Redundancy of long-range connectivity. (A) Example empirical and randomized networks thresholded to retain the 25% longest connections (Leftmost). We then compute the pairwise cosine similarity between areas’ long-range connectivity profiles (Rightmost). (B) Pairwise similarity measures are averaged for the empirical and randomized networks. We repeat this process using four different definitions of “long range”: 5%, 10%, 20%, and 25% longest connections as defined by Euclidean distance between regional center of mass.

Fig. 7.

Linearized dynamics and participation coefficient. (A) Schematic illustrating analysis pipeline. The structural connectivity matrix is used to constrain a linearization of Wilson–Cowan dynamics, which results in an estimated covariance (FC) matrix. We compute network modules ahead of time, and based on those modules and on the simulated covariance structure, we compute brain areas’ functional participation coefficients. (B) Schematic illustrating the concept of the participation coefficient ($\mathcal{P}$). An area with high participation coefficient (red connections) forms connections to many different modules, while the connections of an area with low participation coefficient (green connections) are largely restricted to a single module.

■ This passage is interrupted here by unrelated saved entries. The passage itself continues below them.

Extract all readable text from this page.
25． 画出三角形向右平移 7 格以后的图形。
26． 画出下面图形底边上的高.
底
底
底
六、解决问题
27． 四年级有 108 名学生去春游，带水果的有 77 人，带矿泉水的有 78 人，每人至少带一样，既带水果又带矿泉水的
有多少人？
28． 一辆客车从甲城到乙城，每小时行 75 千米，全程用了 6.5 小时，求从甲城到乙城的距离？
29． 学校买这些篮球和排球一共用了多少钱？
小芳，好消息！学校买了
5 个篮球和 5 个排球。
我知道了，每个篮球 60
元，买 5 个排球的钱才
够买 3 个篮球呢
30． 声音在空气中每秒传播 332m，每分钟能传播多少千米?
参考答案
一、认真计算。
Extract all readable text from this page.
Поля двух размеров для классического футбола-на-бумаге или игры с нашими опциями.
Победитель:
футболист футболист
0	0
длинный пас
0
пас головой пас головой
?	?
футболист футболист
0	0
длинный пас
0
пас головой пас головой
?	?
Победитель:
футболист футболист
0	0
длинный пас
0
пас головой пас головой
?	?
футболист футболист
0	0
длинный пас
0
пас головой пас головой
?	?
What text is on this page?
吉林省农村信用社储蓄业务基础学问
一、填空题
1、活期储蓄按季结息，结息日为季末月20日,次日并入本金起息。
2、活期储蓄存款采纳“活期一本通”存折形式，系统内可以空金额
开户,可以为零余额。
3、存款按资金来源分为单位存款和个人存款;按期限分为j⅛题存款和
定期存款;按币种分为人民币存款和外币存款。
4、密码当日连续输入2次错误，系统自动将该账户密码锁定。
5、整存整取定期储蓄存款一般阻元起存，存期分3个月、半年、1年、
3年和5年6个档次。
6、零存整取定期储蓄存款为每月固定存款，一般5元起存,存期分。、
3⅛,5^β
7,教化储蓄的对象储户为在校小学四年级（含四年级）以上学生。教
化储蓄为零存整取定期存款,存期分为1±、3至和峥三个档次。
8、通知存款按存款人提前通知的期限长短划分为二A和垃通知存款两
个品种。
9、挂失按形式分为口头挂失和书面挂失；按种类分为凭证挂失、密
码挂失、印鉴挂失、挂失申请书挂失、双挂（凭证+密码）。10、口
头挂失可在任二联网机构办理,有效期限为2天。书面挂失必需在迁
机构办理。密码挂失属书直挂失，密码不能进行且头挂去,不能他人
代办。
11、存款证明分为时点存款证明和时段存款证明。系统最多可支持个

An area’s participation coefficient can be interpreted as a measure of its connectional diversity. When computed using a covariance matrix, an area’s participation coefficient measures its functional diversity. (C) Change in mean participation coefficient after removing different percentages of a network’s longest and shortest connections. The mean participation coefficient of the intact network is depicted as a red dashed line. Note that removing long-distance connections consistently reduces the mean participation coefficient (colored bars), indicating a decrease in functional diversity. Removing short-range connections (gray bars) has the opposite effect. Note that for the low- and high-resolution human datasets, we computed the participation coefficient with respect to structural and functional modules.